Mas é preciso que nesta área exista um esforço conjunto com o Estado, até para dar credibilidade. Existe ainda uma desconfiança muito grande deste tipo de construção modular e não faz sentido. Bem pelo contrário. A qualidade deste tipo de construção acaba por ser muito superior porque tudo é testado em fábrica. O módulo da casa-de-banho que é construído em fabrica, por exemplo, tem todos os seus materiais testados, dos sanitários à tubagem. Já para não falar do que se poupa em desperdícios de material de obra, é abissal…
Como vê a possibilidade de extinção, já colocada pelo Governo, dos vistos Gold?

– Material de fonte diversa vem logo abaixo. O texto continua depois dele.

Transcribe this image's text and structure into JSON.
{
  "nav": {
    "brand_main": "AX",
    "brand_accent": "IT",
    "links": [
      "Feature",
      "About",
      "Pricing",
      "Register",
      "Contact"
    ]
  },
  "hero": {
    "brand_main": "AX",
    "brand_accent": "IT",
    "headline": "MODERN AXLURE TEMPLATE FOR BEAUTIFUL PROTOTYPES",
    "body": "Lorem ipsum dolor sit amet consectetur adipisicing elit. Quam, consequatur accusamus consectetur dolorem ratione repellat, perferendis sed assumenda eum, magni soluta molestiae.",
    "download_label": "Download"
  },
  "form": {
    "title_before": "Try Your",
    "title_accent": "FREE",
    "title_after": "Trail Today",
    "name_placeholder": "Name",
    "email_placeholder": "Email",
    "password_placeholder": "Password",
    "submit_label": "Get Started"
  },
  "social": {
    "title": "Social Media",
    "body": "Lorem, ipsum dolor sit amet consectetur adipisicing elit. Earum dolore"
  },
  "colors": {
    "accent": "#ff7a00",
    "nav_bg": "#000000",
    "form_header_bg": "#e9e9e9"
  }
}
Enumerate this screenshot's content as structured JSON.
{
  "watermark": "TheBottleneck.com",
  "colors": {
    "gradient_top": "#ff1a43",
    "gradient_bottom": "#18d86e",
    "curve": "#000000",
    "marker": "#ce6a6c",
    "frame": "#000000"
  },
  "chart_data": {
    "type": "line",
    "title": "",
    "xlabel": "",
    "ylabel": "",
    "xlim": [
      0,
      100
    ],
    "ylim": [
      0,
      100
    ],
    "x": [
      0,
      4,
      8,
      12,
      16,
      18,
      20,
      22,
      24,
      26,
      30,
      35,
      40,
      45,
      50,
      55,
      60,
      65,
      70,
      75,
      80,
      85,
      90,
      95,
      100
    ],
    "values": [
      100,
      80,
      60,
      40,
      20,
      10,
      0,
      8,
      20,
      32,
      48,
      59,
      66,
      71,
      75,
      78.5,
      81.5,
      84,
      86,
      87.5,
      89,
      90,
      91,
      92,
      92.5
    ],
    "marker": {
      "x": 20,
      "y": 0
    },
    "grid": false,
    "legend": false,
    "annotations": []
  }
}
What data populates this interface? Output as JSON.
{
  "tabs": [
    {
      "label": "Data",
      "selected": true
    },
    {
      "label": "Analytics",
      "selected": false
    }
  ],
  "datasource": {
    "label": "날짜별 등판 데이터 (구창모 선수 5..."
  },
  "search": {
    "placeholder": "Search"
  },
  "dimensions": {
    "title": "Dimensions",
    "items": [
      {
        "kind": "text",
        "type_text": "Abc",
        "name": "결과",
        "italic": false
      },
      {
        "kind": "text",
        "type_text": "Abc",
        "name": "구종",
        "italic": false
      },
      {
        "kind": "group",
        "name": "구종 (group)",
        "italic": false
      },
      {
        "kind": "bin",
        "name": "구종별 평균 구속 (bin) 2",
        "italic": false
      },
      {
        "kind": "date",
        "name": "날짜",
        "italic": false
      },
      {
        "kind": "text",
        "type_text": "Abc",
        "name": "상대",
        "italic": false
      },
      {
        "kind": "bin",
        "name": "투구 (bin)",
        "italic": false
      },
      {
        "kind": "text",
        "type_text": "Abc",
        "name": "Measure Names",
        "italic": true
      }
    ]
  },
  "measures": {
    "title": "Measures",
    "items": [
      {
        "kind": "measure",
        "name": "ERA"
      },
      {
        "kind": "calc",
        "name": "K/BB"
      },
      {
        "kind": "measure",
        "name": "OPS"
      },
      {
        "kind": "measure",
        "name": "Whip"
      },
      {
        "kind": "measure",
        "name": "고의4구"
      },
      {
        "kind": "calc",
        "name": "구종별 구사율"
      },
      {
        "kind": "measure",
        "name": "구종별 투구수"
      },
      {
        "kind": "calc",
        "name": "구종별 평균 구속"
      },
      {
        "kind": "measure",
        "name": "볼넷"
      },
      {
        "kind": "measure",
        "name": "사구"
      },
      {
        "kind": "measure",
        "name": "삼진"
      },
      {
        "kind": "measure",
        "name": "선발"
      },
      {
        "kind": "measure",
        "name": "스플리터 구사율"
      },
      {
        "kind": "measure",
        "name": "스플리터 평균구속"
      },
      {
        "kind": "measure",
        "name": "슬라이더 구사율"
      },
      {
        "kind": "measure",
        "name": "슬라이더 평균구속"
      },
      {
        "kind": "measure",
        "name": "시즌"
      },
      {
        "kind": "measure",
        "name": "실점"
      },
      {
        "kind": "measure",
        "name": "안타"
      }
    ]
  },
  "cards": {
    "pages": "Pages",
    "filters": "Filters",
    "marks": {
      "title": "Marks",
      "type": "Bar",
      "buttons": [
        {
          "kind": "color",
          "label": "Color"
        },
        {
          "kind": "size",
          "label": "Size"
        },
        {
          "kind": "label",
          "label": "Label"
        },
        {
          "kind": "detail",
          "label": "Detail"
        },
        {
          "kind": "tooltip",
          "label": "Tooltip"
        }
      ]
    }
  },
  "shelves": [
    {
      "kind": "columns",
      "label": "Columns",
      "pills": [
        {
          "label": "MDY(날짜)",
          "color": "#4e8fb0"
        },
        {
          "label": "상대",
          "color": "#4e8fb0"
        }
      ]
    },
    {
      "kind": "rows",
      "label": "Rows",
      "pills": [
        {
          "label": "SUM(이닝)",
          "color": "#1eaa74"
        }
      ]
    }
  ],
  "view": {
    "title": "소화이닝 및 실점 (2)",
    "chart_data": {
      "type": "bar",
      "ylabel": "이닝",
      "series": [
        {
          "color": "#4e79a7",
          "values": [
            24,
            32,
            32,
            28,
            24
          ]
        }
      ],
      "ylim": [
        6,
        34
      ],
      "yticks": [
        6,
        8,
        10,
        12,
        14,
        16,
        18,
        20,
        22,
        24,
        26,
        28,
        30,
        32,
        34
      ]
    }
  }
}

Segundo dados do INE apenas 11,7% das transações imobiliárias realizadas no país foram efetuadas por não residentes, portanto, pergunto – será solução fechar as portas aos estrangeiros? Portugal precisa de desenvolver a sua economia, será então esta uma boa medida? Portugal tem feito um excelente trabalho na área do turismo e no posicionamento e é por isso que estamos atrair tantas pessoas que aqui investem e ajudam a desenvolver o país. Não me parece que a solução seja fechar as portas, bem pelo contrário, devemos é continuar a incentivar essas pessoas a investir em Portugal. O que falta mesmo é arranjar soluções viáveis para os portugueses.